Bayesian Learning
Generalized Correspondence-LDA Models (GC-LDA) for Identifying Functional Regions in the Brain
Timothy Rubin, Oluwasanmi O. Koyejo, Michael N. Jones, Tal Yarkoni
This paper presents Generalized Correspondence-LDA (GC-LDA), a generalization of the Correspondence-LDA model that allows for variable spatial representations to be associated with topics, and increased flexibility in terms of the strength of the correspondence between data types induced by the model. We present three variants of GC-LDA, each of which associates topics with a different spatial representation, and apply them to a corpus of neuroimaging data. In the context of this dataset, each topic corresponds to a functional brain region, where the region's spatial extent is captured by a probability distribution over neural activity, and the region's cognitive function is captured by a probability distribution over linguistic terms. We illustrate the qualitative improvements offered by GC-LDA in terms of the types of topics extracted with alternative spatial representations, as well as the model's ability to incorporate a-priori knowledge from the neuroimaging literature. We furthermore demonstrate that the novel features of GC-LDA improve predictions for missing data.

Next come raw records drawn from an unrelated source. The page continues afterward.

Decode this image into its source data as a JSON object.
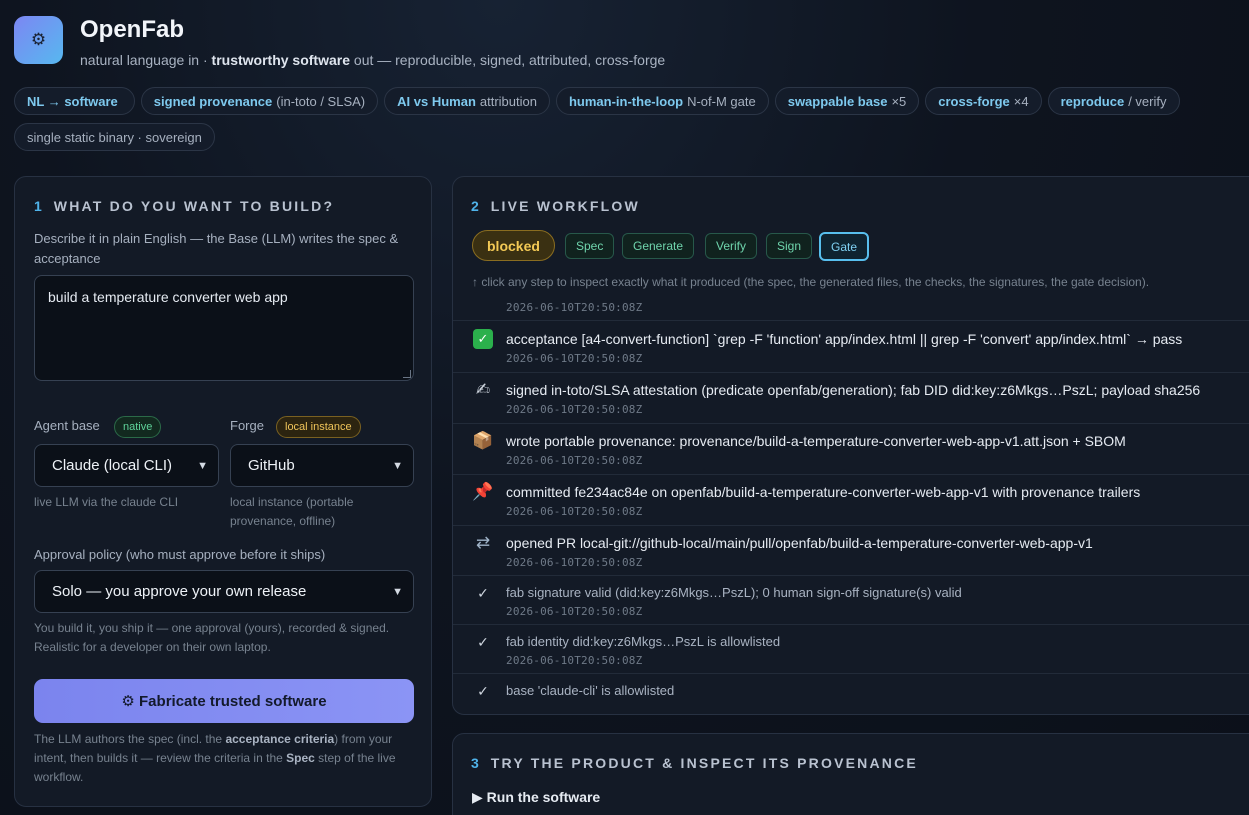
{
  "app": {
    "logo_icon": "gear-icon",
    "title": "OpenFab",
    "tagline_pre": "natural language in · ",
    "tagline_bold": "trustworthy software",
    "tagline_post": " out — reproducible, signed, attributed, cross-forge"
  },
  "features": [
    {
      "strong": "NL → software",
      "rest": ""
    },
    {
      "strong": "signed provenance",
      "rest": "(in-toto / SLSA)"
    },
    {
      "strong": "AI vs Human",
      "rest": "attribution"
    },
    {
      "strong": "human-in-the-loop",
      "rest": "N-of-M gate"
    },
    {
      "strong": "swappable base",
      "rest": "×5"
    },
    {
      "strong": "cross-forge",
      "rest": "×4"
    },
    {
      "strong": "reproduce",
      "rest": "/ verify"
    },
    {
      "strong": "",
      "rest": "single static binary · sovereign"
    }
  ],
  "build": {
    "num": "1",
    "title": "WHAT DO YOU WANT TO BUILD?",
    "describe_label": "Describe it in plain English — the Base (LLM) writes the spec & acceptance",
    "intent_value": "build a temperature converter web app",
    "agent_label": "Agent base",
    "agent_tag": "native",
    "agent_value": "Claude (local CLI)",
    "agent_hint": "live LLM via the claude CLI",
    "forge_label": "Forge",
    "forge_tag": "local instance",
    "forge_value": "GitHub",
    "forge_hint": "local instance (portable provenance, offline)",
    "policy_label": "Approval policy (who must approve before it ships)",
    "policy_value": "Solo — you approve your own release",
    "policy_hint": "You build it, you ship it — one approval (yours), recorded & signed. Realistic for a developer on their own laptop.",
    "cta_label": "⚙ Fabricate trusted software",
    "cta_hint_1": "The LLM authors the spec (incl. the ",
    "cta_hint_b1": "acceptance criteria",
    "cta_hint_2": ") from your intent, then builds it — review the criteria in the ",
    "cta_hint_b2": "Spec",
    "cta_hint_3": " step of the live workflow."
  },
  "workflow": {
    "num": "2",
    "title": "LIVE WORKFLOW",
    "status": "blocked",
    "status_color": "#f3c955",
    "steps": [
      "Spec",
      "Generate",
      "Verify",
      "Sign",
      "Gate"
    ],
    "active_step": "Gate",
    "hint": "↑ click any step to inspect exactly what it produced (the spec, the generated files, the checks, the signatures, the gate decision).",
    "events": [
      {
        "icon": "",
        "icon_name": "",
        "msg": "",
        "ts": "2026-06-10T20:50:08Z",
        "minor": false
      },
      {
        "icon": "✓",
        "icon_name": "check-box-icon",
        "msg": "acceptance [a4-convert-function] `grep -F 'function' app/index.html || grep -F 'convert' app/index.html` → pass",
        "ts": "2026-06-10T20:50:08Z",
        "minor": false
      },
      {
        "icon": "✍",
        "icon_name": "signing-pen-icon",
        "msg": "signed in-toto/SLSA attestation (predicate openfab/generation); fab DID did:key:z6Mkgs…PszL; payload sha256",
        "ts": "2026-06-10T20:50:08Z",
        "minor": false
      },
      {
        "icon": "📦",
        "icon_name": "package-icon",
        "msg": "wrote portable provenance: provenance/build-a-temperature-converter-web-app-v1.att.json + SBOM",
        "ts": "2026-06-10T20:50:08Z",
        "minor": false
      },
      {
        "icon": "📌",
        "icon_name": "pushpin-icon",
        "msg": "committed fe234ac84e on openfab/build-a-temperature-converter-web-app-v1 with provenance trailers",
        "ts": "2026-06-10T20:50:08Z",
        "minor": false
      },
      {
        "icon": "⇄",
        "icon_name": "merge-arrows-icon",
        "msg": "opened PR local-git://github-local/main/pull/openfab/build-a-temperature-converter-web-app-v1",
        "ts": "2026-06-10T20:50:08Z",
        "minor": false
      },
      {
        "icon": "✓",
        "icon_name": "checkmark-icon",
        "msg": "fab signature valid (did:key:z6Mkgs…PszL); 0 human sign-off signature(s) valid",
        "ts": "2026-06-10T20:50:08Z",
        "minor": true
      },
      {
        "icon": "✓",
        "icon_name": "checkmark-icon",
        "msg": "fab identity did:key:z6Mkgs…PszL is allowlisted",
        "ts": "2026-06-10T20:50:08Z",
        "minor": true
      },
      {
        "icon": "✓",
        "icon_name": "checkmark-icon",
        "msg": "base 'claude-cli' is allowlisted",
        "ts": "",
        "minor": true
      }
    ]
  },
  "product": {
    "num": "3",
    "title": "TRY THE PRODUCT & INSPECT ITS PROVENANCE",
    "run_label": "▶ Run the software"
  }
}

Tractable Operations for Arithmetic Circuits of Probabilistic Models
Yujia Shen, Arthur Choi, Adnan Darwiche
We consider tractable representations of probability distributions and the polytime operations they support. In particular, we consider a recently proposed arithmetic circuit representation, the Probabilistic Sentential Decision Diagram (PSDD). We show that PSDDs support a polytime multiplication operator, while they do not support a polytime operator for summing-out variables. A polytime multiplication operator makes PSDDs suitable for a broader class of applications compared to classes of arithmetic circuits that do not support multiplication. As one example, we show that PSDD multiplication leads to a very simple but effective compilation algorithm for probabilistic graphical models: represent each model factor as a PSDD, and then multiply them.
A Probabilistic Programming Approach To Probabilistic Data Analysis
Feras Saad, Vikash K. Mansinghka
Probabilistic techniques are central to data analysis, but different approaches can be challenging to apply, combine, and compare. This paper introduces composable generative population models (CGPMs), a computational abstraction that extends directed graphical models and can be used to describe and compose a broad class of probabilistic data analysis techniques. Examples include discriminative machine learning, hierarchical Bayesian models, multivariate kernel methods, clustering algorithms, and arbitrary probabilistic programs. We demonstrate the integration of CGPMs into BayesDB, a probabilistic programming platform that can express data analysis tasks using a modeling definition language and structured query language. The practical value is illustrated in two ways. First, the paper describes an analysis on a database of Earth satellites, which identifies records that probably violate Kepler's Third Law by composing causal probabilistic programs with nonparametric Bayes in 50 lines of probabilistic code. Second, it reports the lines of code and accuracy of CGPMs compared with baseline solutions from standard machine learning libraries.